Creative Freedom
Download our Appeal Brief below and join our fight to have creative freedom in artistic publishing.
Support the Fight for Creative Freedom
The court’s refusal to register US SPACE FORCE—a mark filed before the military branch even existed—sets a dangerous precedent. It threatens the rights of content creators, entrepreneurs, and anyone who relies on trademarks to build a future. I am taking this battle to the U.S. Supreme Court because the law must protect innovation, not punish it. On this page, you’ll find the court filings, a detailed analysis, a draft amicus brief you can use or share, and a short video—“US SPACE FORCE: A Battle for Creative Freedom”—that explains why this case matters to all of us. Stand with me. Share the video. File an amicus brief with the Supreme Court. Help defend creative rights before they’re erased by vague laws and shifting government policies.

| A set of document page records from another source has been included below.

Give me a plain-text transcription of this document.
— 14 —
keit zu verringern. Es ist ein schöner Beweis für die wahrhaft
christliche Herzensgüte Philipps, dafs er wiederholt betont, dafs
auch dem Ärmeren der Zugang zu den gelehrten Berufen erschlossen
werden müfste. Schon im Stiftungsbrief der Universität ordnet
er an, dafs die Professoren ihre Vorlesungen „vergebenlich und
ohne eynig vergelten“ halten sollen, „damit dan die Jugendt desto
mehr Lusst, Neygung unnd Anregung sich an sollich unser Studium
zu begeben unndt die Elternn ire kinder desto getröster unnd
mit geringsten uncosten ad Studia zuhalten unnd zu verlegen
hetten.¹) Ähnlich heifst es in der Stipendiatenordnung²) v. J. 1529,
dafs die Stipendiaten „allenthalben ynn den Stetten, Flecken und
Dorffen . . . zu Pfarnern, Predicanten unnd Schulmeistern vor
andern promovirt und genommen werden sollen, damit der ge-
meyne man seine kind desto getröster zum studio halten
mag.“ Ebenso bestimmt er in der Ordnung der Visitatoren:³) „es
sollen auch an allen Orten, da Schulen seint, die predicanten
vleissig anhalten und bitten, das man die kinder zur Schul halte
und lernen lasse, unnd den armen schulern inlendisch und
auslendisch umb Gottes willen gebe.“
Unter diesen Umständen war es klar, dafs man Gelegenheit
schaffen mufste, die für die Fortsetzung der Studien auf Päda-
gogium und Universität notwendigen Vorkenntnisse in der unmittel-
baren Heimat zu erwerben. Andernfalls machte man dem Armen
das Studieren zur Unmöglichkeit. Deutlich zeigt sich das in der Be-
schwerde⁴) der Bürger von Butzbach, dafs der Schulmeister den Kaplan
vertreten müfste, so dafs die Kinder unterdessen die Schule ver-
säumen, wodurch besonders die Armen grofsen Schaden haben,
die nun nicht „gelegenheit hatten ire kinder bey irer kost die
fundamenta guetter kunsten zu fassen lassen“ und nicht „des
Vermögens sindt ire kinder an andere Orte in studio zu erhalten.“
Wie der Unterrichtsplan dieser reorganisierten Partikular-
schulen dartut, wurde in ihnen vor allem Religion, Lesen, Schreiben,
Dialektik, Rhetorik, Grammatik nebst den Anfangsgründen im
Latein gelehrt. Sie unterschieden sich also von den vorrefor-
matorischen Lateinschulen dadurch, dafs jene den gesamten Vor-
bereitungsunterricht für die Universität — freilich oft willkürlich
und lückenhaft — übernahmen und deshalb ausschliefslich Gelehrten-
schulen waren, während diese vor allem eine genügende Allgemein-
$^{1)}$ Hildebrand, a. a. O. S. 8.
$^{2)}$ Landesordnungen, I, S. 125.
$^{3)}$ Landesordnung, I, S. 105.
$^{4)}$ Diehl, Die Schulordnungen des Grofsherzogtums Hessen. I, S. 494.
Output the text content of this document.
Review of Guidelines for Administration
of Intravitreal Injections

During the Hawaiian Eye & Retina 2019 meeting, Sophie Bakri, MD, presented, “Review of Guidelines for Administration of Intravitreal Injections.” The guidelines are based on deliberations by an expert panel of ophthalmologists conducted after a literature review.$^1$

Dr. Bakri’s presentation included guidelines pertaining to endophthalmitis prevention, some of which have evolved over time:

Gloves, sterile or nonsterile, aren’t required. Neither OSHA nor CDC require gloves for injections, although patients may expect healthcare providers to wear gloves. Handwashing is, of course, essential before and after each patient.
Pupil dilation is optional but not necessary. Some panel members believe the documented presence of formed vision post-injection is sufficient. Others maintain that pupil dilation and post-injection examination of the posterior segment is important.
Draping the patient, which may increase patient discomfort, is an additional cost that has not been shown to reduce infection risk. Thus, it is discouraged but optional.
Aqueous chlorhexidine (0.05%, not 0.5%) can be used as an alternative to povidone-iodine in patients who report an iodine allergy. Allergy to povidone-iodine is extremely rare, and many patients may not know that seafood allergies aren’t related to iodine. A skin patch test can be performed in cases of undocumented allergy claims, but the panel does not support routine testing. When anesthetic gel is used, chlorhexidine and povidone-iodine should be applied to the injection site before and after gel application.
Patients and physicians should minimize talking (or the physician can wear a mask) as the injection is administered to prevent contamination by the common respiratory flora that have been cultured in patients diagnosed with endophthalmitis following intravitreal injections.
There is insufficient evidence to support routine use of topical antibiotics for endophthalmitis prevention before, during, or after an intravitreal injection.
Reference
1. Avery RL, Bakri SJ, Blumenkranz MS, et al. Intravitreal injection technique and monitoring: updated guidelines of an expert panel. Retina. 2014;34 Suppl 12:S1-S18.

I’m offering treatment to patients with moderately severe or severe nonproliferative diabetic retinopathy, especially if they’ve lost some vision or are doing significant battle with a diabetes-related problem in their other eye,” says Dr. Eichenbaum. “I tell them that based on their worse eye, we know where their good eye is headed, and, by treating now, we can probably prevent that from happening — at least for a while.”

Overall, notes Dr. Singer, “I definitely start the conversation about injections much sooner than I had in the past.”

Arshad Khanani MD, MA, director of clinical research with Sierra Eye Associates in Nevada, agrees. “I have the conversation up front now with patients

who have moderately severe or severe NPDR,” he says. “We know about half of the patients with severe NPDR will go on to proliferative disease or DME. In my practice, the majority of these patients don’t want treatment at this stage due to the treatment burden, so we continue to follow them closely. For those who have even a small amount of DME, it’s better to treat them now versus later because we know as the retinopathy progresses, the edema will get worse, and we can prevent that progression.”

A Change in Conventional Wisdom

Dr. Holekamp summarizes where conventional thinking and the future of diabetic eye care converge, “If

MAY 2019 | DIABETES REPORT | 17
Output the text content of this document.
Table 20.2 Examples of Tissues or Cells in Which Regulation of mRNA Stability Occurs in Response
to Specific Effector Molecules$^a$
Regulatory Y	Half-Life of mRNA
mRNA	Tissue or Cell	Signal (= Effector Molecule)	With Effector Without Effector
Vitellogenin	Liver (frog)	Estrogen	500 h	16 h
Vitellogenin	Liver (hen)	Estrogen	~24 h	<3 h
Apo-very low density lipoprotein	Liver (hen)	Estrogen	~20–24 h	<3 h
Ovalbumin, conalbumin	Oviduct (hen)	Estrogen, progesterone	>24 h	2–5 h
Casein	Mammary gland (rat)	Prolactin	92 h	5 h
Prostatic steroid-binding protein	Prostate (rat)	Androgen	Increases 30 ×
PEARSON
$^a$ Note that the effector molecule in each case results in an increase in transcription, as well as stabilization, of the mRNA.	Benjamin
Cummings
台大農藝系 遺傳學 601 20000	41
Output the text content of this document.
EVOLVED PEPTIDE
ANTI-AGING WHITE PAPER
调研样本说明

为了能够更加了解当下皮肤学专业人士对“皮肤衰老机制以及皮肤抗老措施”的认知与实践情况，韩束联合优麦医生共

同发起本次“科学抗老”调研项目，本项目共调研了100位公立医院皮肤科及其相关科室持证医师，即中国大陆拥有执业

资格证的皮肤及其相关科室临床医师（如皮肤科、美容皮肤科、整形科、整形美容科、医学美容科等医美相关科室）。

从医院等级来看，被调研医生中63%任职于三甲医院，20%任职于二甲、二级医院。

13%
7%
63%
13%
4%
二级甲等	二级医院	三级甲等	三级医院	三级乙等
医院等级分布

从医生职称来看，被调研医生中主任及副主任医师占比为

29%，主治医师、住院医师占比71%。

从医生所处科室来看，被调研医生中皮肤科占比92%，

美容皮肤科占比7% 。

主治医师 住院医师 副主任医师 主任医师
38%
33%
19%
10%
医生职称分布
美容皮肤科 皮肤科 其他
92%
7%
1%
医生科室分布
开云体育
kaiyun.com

Join us in our fight for “Creative Freedom” by using our submission form, to contact us about the appeal case and how you can help.
Thank you for your support. — Thomas D. Foster
Analysis of the case
- The Lanham Act gives an intent-to-use (ITU) applicant a constructive use date as of the filing date (15 U.S.C. § 1057(c)), meaning the applicant is entitled to priority based on that date.
- Yet here, the Court allowed the USPTO to use later-occurring government actions—including the June 2018 directive and December 2019 legislation—to retroactively deny Foster’s rights.
- This creates a Catch-22: if events that happen after you file can undermine your rights, the constructive use doctrine is meaningless.
- The identity that Foster supposedly falsely connected to—a military branch called U.S. Space Force—was not yet formed or legally recognized.
- The opinion claims that the U.S. government or its “instrumentalities” were broadly suggested by the mark, but this is unmoored from any specific, pre-existing institution.
- The Court’s willingness to treat a speculative idea publicly floated by the President as an institutional identity creates a dangerous vagueness that chills speech and creative business ventures.
- The U.S. Space Force
- The U.S. Government
- The military
- President Trump
- The Court says it doesn’t matter which one, because all are “instrumentalities of the U.S.” But false suggestion claims under § 2(a) require a mark to point “uniquely and unmistakably” to a specific person or institution.
- This dilution of the standard means any general patriotic or governmental reference could be subjectively refused—without clear limits.
- The Piano Factory reasoning is based on due process principles: registrability should be judged at a defined moment, not adjusted as facts evolve.
- Allowing shifting facts during the USPTO examination phase introduces legal unpredictability—and contradicts how § 2 is applied elsewhere (e.g., likelihood of confusion under § 2(d)).
- The vague application of § 2(a) and reliance on post-filing facts mean Foster could not have known at the time of filing that his mark would be refused.
- That lack of fair notice may violate due process under the Fifth Amendment, as laws and government actions must give clear guidance on what is prohibited.